Padahal perlu diingat bahwa diantara penyebab merosotnya peradaban umat Islam adalah adanya pemisah antara ilmu Agama dengan ilmu Umum. Jika kita kaji kembali sejarah peradaban Islam, sesungguhnya para ilmuwan muslim masa lampau disamping ahli ilmu agama, mereka juga ahli ilmu umum yang mana semua muara keilmuan tersebut berasal dari petunjuk al-Qur’an serta sabda Nabi Muhammad Shallallahu Alaihi Wasallam.
Termasuk dalam penentuan awal waktu salat juga terdapat perhitungan yang ditetapkan, berdasarkan garis edar matahari terhadap bumi, hal semacam ini Nabi sudah memberikan isyarat untuk menggunakan angka perhitungan, hingga wujud formal praktisnya dari tuntunan Nabi tersebut kemudian direalisasikan oleh ilmuan muslim setelahnya.
Sebut saja Muhammad bin Musa Al-Khawarizmi, ilmuwan Islam ahli Aritmatika, penemu rumus al-Jabar termasuk penemu angka nol yang kemudian melahirkan solusi dalam penyederhanaan rumus dan angka praktis di dunia sains, bahkan karya-karyanya sampai saat ini masih menjadi bahan acuan di berbagai perguruan tinggi dunia.
Ada juga seperti Ibnu Rusdy, selain ahli ushul fiqih, Ia juga ahli dalam bidang kedokteran, juga ada Imam al-Ghozali sang pemilik gelar “Hujjatul Islam” dengan karya monumentalnya “Ihya’ Ulumuddin”, selain ahli dalam bidang Ushuluddin, Ilmu Mantiq, Usul fiqih, Filsafat, Ia juga seorang matematikawan, walaupun memiliki kekhawatiran pada ilmu non syariat, seperti yang dijabarkan dalam Ihya’ bab “Kitabul ilmi”, sehingga Ia membagi ilmu menjadi dua, yaitu Fardhu Ain dan fardhu Kifayah. Ada juga Muhammad Jabir Al-Batani, seorang ahli astronom dan matematikawan, dengan pencapaiannya yang terkenal dalam ilmu Astronomi tentang penentuan Tahun Matahari dengan waktu edar 365 hari, 5 jam, 46 menit dan 24 detik, serta banyak lagi ilmuwan muslim masa lampau yang kompleks dalam bidang keilmuannya.

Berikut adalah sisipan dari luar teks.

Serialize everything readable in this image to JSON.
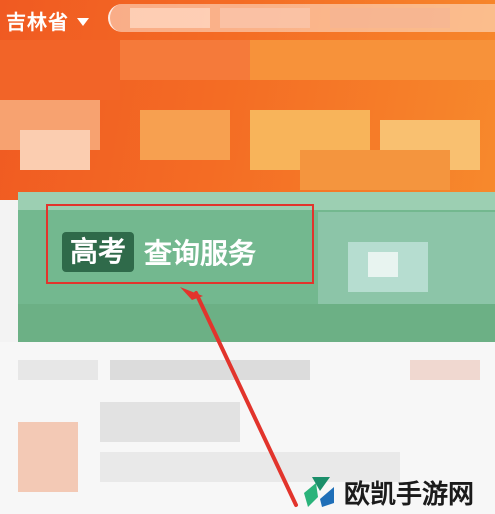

Berkat dedikasi para ilmuwan muslim tersebut dalam beribadah sungguh kita telah dipermudah dengan perhitungan yang telah dirumuskannya.
Untuk menentukan waktu salat, di era yang serba canggih ini kita sudah tidak lagi mendongak ke langit melihat pegerakan matahari, juga tidak lagi menunduk ke bawah melihat bayangan.

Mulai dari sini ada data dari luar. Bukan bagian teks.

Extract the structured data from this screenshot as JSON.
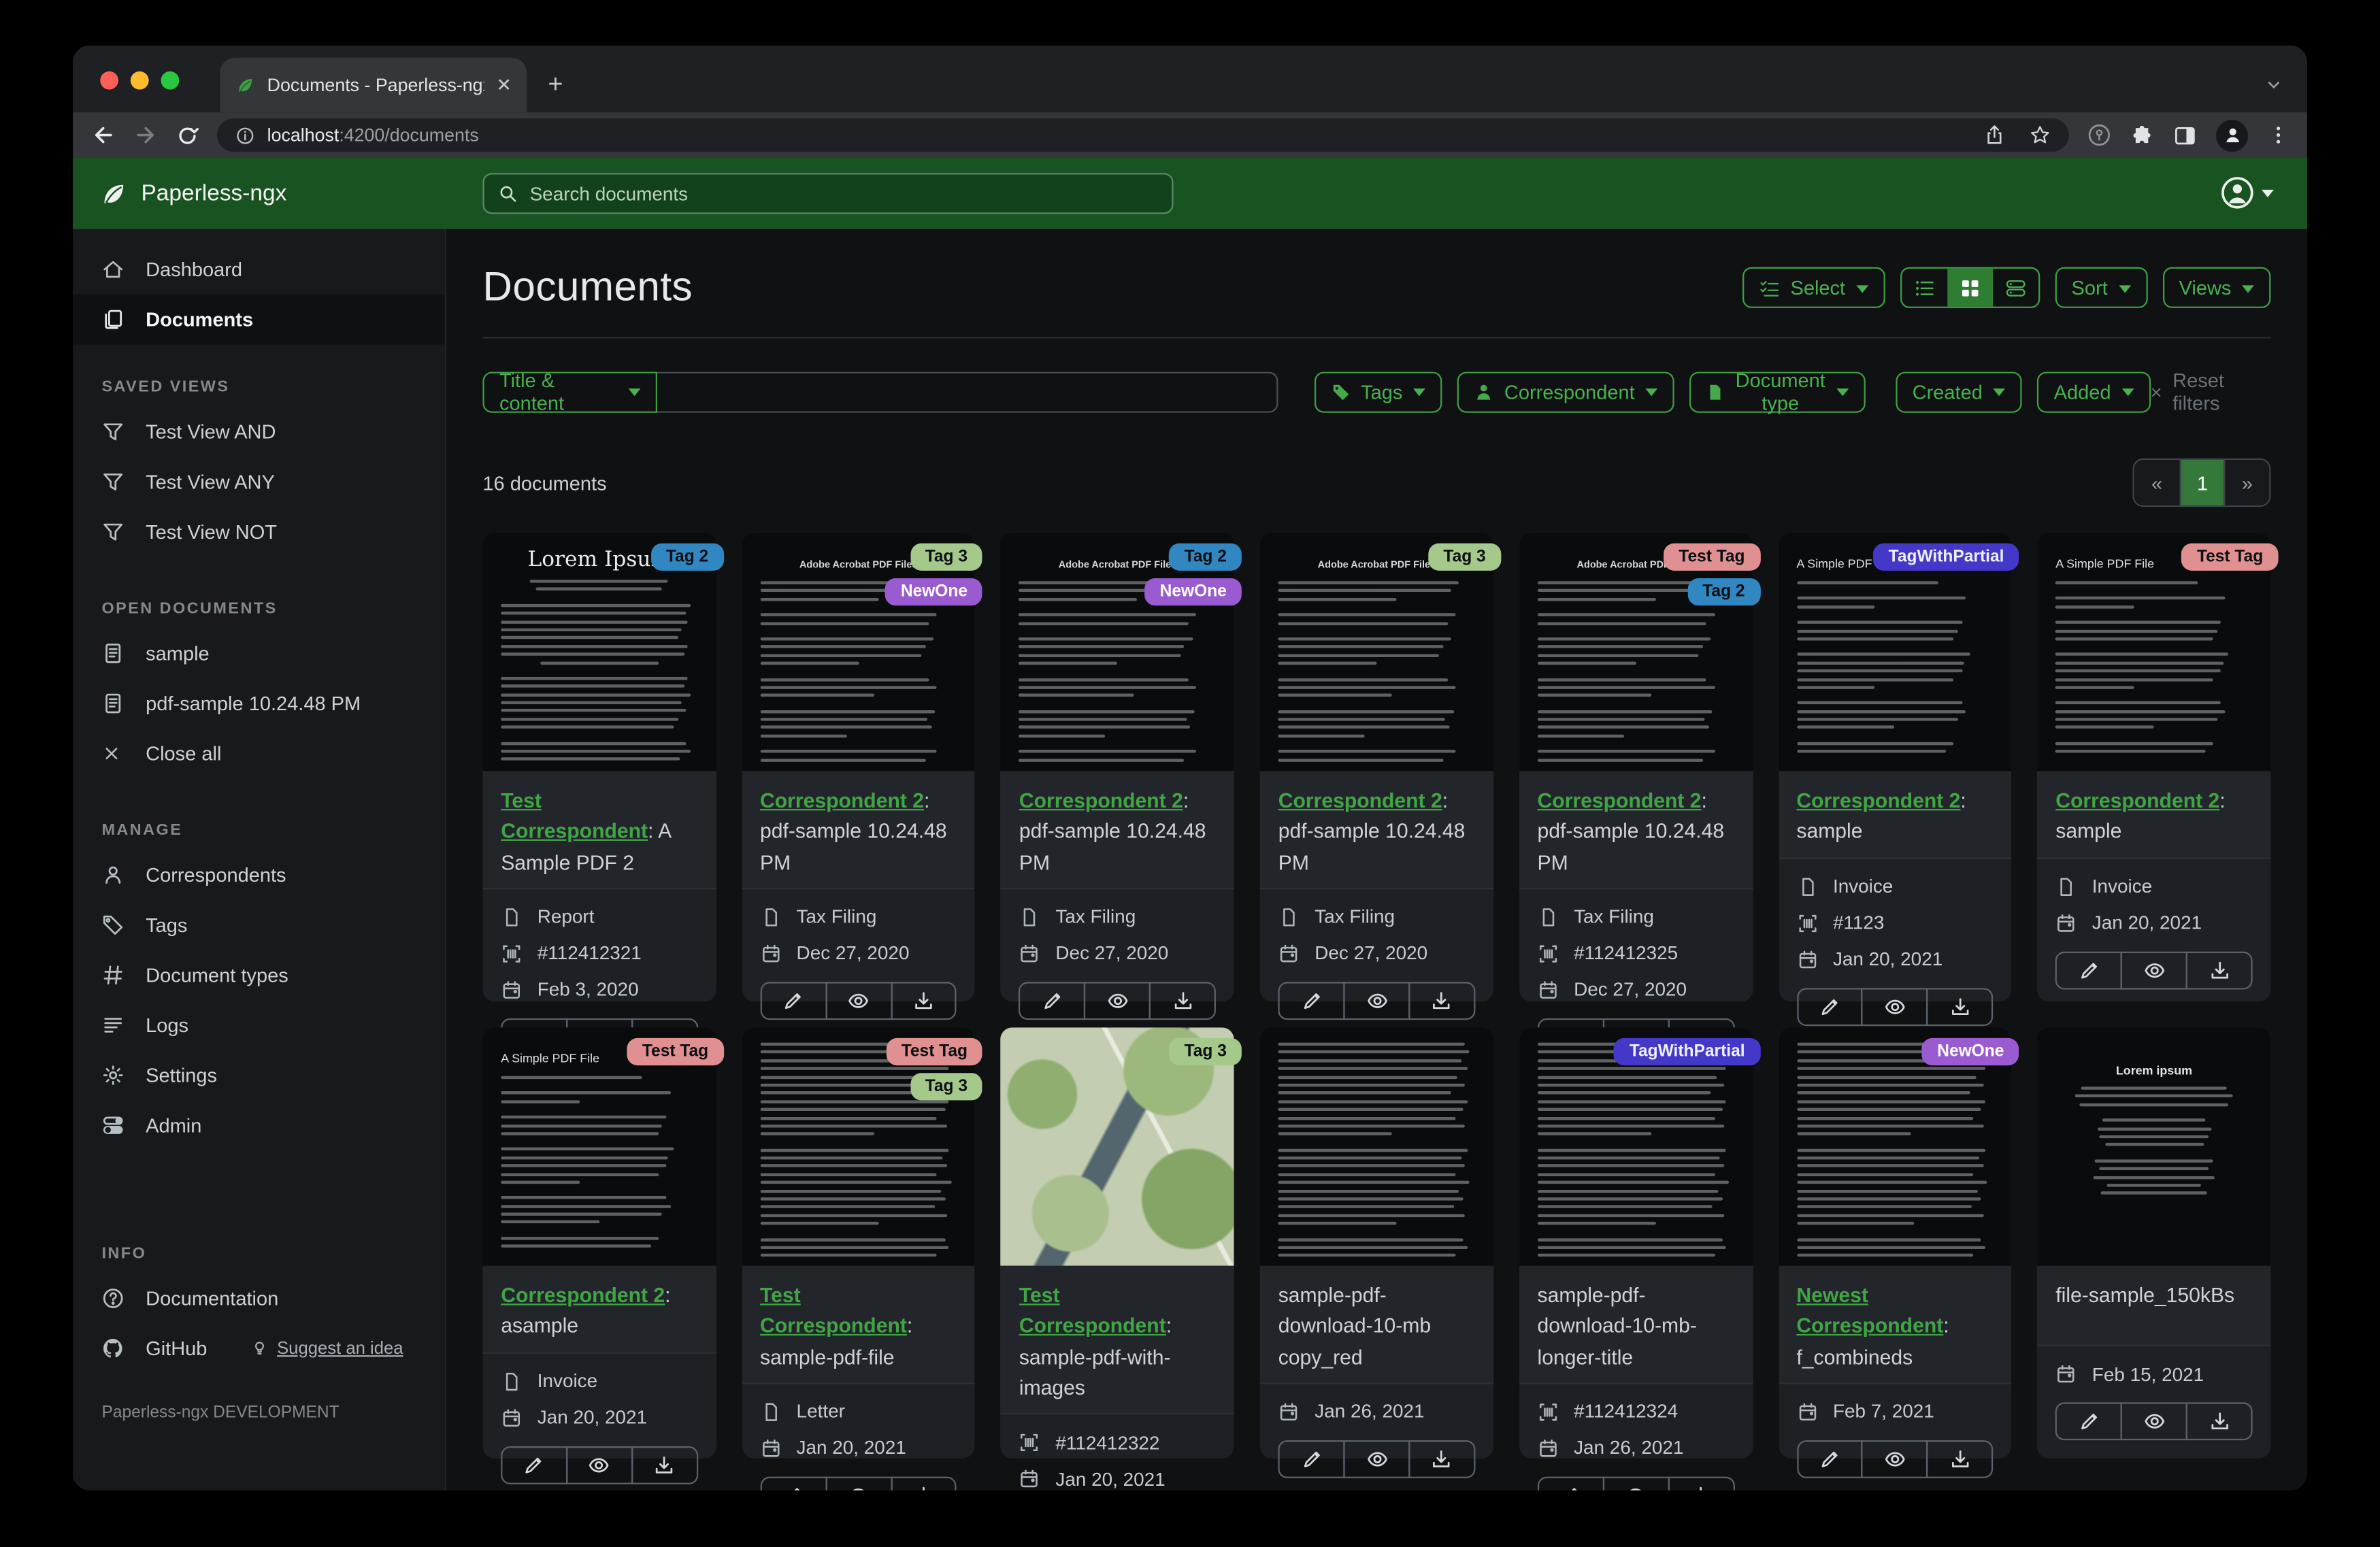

Karena Geometri waktu-waktu salat sudah dihitung dengan rumus-rumus yang pas hingga persekian detiknya.
Bahkan di masjid-masjid umumnya sudah tertempel jadwal waktu salat sepanjang masa.
Begitu juga dengan penentuan arah kiblat, penentuan awal bulan dan kapan munculnya fenomena alam seperti gerhana semuanya sudah di ketahui perhitungnya. Jadi bisa dibayangkan bahwa setelah belajar fiqih gerhana (Kusuf/khusuf) beberapa dari ilmuan kita langsung tancap gas mempelajari kapan gerhana itu terjadi hingga melahirkan hitungan rumusnya. Luar biasa bukan.
Al-Qur’an sebagai pedoman hidup telah memberikan petunjuk-petunjuk kehidupan, mulai dari cara hubungan kepada Allah swt sampai cara hubungan kepada sesama makhlukNya.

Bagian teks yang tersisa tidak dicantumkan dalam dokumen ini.